Mixing laziness and side effects makes it difficult to predict the order in which side effects occur. This is not such a problem in the simple example above, but a new problem does arise.

  1. What printed output does evaluating test () produce? What result value does it produce? Does this violate (at least the spirit of) our definition for promises? Run the code to confirm your prediction. You do not need to submit an answer to this part.
  2. Improve the implementation of Promise to ensure that the thunk truly is called at most once. You will want to extend the implementation of the 'a Promise.t datatype and the Promise.force function to handle the case where the thunk has been called but resulted in an exception. When promises in such state are forced again, the force operation should immediately raise the same exception that was raised the first time the promise was forced, without calling the thunk again. When your implementation is complete, a call of test should print This is call #_ just once and should return the result value {calls=1, x=~1, y=~1}. It will help to recall that exceptions are just contructors of the special datatype exn.

Submission

Submit: The course staff will collect your work directly from your hosted repository. To submit your work:

  1. Test your source code files one last time. Make sure that, at a minimum, submitted source code is free of syntax errors and any other static errors (such as static type errors or name/scope errors). In other words: the code does not need to complete the correct computation when invoked, but it must be a valid program. We will not grade files that do not pass this bar.
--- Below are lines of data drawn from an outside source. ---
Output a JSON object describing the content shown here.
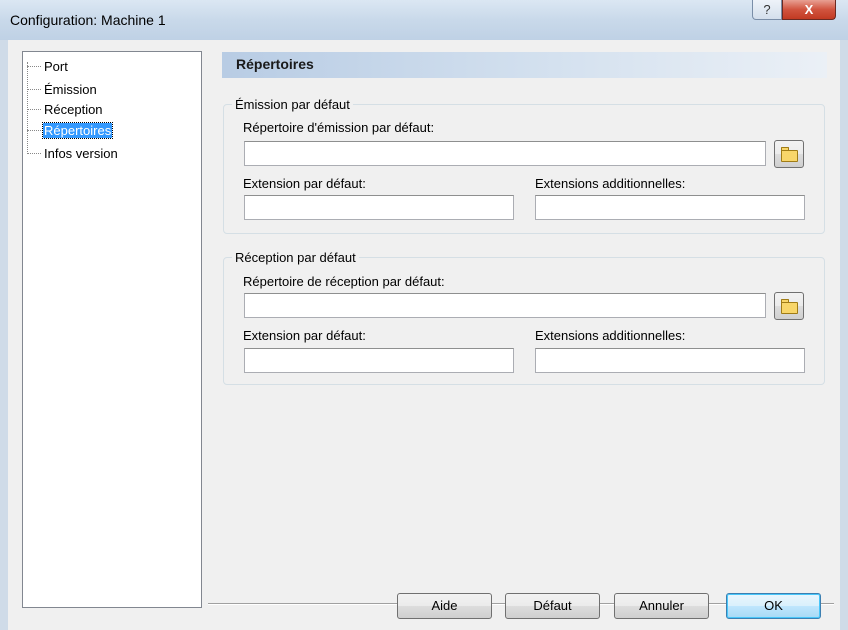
{
  "window": {
    "title": "Configuration: Machine 1",
    "help_glyph": "?",
    "close_glyph": "X"
  },
  "tree": {
    "items": [
      {
        "label": "Port",
        "selected": false
      },
      {
        "label": "Émission",
        "selected": false
      },
      {
        "label": "Réception",
        "selected": false
      },
      {
        "label": "Répertoires",
        "selected": true
      },
      {
        "label": "Infos version",
        "selected": false
      }
    ]
  },
  "panel": {
    "title": "Répertoires"
  },
  "emission_group": {
    "title": "Émission par défaut",
    "dir_label": "Répertoire d'émission par défaut:",
    "dir_value": "",
    "ext_label": "Extension par défaut:",
    "ext_value": "",
    "extra_label": "Extensions additionnelles:",
    "extra_value": ""
  },
  "reception_group": {
    "title": "Réception par défaut",
    "dir_label": "Répertoire de réception par défaut:",
    "dir_value": "",
    "ext_label": "Extension par défaut:",
    "ext_value": "",
    "extra_label": "Extensions additionnelles:",
    "extra_value": ""
  },
  "buttons": {
    "help": "Aide",
    "default": "Défaut",
    "cancel": "Annuler",
    "ok": "OK"
  },
  "colors": {
    "selection": "#3399ff",
    "header_gradient_start": "#b8cce4",
    "close_button": "#c23a22"
  },
  "icons": {
    "folder": "folder-icon"
  }
}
  2. Make sure you have committed your latest changes.

    $ git add ...
    $ git commit ...
  3. Run the command cs251 sign to sign your work and respond to any assignment survey questions.

    $ cs251 sign
  4. Push your signature and your latest local commits to the hosted repository.

    $ git push

Confirm: All local changes have been submitted if the output of git status shows both:

  • Your branch is up to date with 'origin/master', meaning all local commits have been pushed
  • nothing to commit, meaning all local changes have been committed

Resubmit: If you realize you need to change something later, just repeat this process.